There's an art to our scribbles, and it's changing with our technology.
Ten years ago, as a reporter at a radio debate between then-Senator Joe Biden and his hapless, sacrificial-lamb of a Republican challenger, Ray Clatworthy, I asked a question about a bridge in southern New Castle County, and whether it should continue to be maintained by the Army Corps of Engineers. Clatworthy hedged, seeming to imply that the topic was beneath consideration in a Senate debate.
Biden wrote "Bridge" on a folded piece of paper, underlined it once, and then sat there wearing the Ol' Joe smirk. After Clatworthy stumbled to the finish line, Biden waited a beat, then said, "The answer to your question is 'yes'..." and spun out a long, impassioned statement about the federal government's commitment to Delaware.
The answer no longer matters. What has stuck with me for a decade is the passionate answer Biden produced from the simple mnemonic of that one underlined word.
Harvard English professor Leah Price, one of the co-organizers of TakeNote, a conference dedicated to the history, theory, practice and future of note-taking, opened her introductory remarks with a much-circulated picture of Biden holding up his notes after this year's vice-presidential debate. To the extent Biden's jottings are decipherable -- "No Apology," "Egyptian People" and maybe a few others -- I recognized the method immediately. It's satisfying to laugh at -- the potential vastness of the subject each bullet point alludes to reinforces the theme of Joe Biden as larger-than-life cartoon. One would not be surprised to see on the list a twice-underlined "Malarkey".
The conferees at Harvard's Radcliffe Institute did laugh at the Veep, and then we laughed at his erstwhile opponent from four years ago when Price flashed a shot of the note Sarah Palin had scribbled on her palm.

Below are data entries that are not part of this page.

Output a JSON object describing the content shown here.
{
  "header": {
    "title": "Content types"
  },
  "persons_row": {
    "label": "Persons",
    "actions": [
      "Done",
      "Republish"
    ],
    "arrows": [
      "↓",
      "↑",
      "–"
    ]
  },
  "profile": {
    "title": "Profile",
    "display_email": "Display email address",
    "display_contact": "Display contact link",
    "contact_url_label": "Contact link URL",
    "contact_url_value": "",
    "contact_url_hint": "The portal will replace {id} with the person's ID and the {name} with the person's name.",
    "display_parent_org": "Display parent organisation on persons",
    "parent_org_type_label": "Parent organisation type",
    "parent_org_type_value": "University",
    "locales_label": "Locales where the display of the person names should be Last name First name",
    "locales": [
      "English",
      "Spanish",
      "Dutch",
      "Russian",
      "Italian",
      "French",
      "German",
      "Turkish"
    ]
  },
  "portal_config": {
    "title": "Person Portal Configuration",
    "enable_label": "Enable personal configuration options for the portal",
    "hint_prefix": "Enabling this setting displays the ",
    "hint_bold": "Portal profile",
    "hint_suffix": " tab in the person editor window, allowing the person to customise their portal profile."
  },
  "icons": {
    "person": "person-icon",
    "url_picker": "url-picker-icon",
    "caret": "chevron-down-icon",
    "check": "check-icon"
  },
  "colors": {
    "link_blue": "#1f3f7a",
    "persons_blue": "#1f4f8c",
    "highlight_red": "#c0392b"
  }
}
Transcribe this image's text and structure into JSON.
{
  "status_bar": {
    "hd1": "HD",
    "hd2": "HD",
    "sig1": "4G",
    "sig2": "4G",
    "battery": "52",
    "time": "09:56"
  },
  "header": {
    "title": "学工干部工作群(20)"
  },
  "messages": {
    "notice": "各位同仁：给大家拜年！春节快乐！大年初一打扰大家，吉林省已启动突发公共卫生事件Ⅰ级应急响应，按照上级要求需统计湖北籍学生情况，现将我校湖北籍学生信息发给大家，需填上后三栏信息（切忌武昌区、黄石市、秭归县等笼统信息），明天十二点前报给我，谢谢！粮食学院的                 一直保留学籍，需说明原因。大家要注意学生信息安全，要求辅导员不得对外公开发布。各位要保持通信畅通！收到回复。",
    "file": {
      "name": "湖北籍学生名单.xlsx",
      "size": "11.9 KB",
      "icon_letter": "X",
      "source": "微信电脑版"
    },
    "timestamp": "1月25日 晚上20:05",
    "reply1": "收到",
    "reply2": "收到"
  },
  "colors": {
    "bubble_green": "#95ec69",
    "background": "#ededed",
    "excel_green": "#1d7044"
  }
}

Price used these photos as a framing device. Looking at this sort of note -- scribbled, ephemeral, beside the point if not for the note-maker's identity -- Price suggested, might give us some insight into the way democracies "wrestle with the role writing plays in a putatively oral process." Indeed, the history of note-taking has involved the jotting down of things people say more often than it has involved textual commentary, such as is found in the Talmud.
Historically, notes were not always well preserved. Pliny the Elder, for instance, took "prodigious" notes, according to the conference's other co-organizer, Harvard history professor Ann Blair. Pliny would have first made notes on clay tablets before copying them to parchment. But no third copies were made, and we only know that Pliny the Elder was a serious note-taker because Pliny the Younger said so.
The notes that do survive, Blair said, have done so thanks to "long periods of benign neglect, combined with crucial moments of careful stewardship" by various libraries and other institutions. This conference was held in part to highlight such stewardship at many of Harvard's libraries, and the fact that anyone can now view digitized versions of these annotations here. You can examine high-resolution images of John Hancock's commonplace book, say, or pages from William James' diary. You might also follow one or more of the guided itineraries through the collections, curated by conference participants and others. (Price's tour is here; Blair's is here.)
While there was plenty of fascinating history (Did you know that "off the cuff" originally referred not to the practice of extemporaneous speaking, but to a speaker's surreptitious glance at penciled notes on his starched shirt cuff? Or that Elizabethan-era theater-goers used to crib from plays not the main plot points, but the funniest jokes or the best pick-up lines?), the conference considered the future of note-taking.
Because it does have a future. We're not talking about failed collegiate attempts to scribble down everything your history professor said. It's becoming ever easier to record something. The trick is to be selective about what you make it a point to remember.
"When you take down almost everything, it becomes a disease." Peter Burke, emeritus professor at the University of Cambridge, (ahem) noted.
Bob Stein, the founder of The Institute for the Future of the Book, had some thoughts about how we might combat this disease. "The idea that reading is something you do by yourself is very, very recent," Stein said.
His institute created Social Book, a platform for annotating books with your friends. Stein wants us to reimagine the book as less a physical object than a "place to congregate" and social reading as a communal experience of annotation, rather than "me telling you what I'm reading, and taking out a little snippet and then you going to Amazon and buying it."
Stein gets more radical: He suggested an author's own annotations might provide an ideal path through that author's text -- a road map for skimming.
The road map for skimming this conference, as it were, can be found at the Twitter hashtag #radtakenote, at which attendees and live-streamers annotated and enriched the conversation. The conference will be available for viewing in its entirety, in three weeks, here.
In the spirit of the social ethos of collaborative annotation, feel free to correct misrepresentations -- of which I hope there are none -- or to complicate oversimplificiations -- of which I'm sure there are many. I will do my best to respond.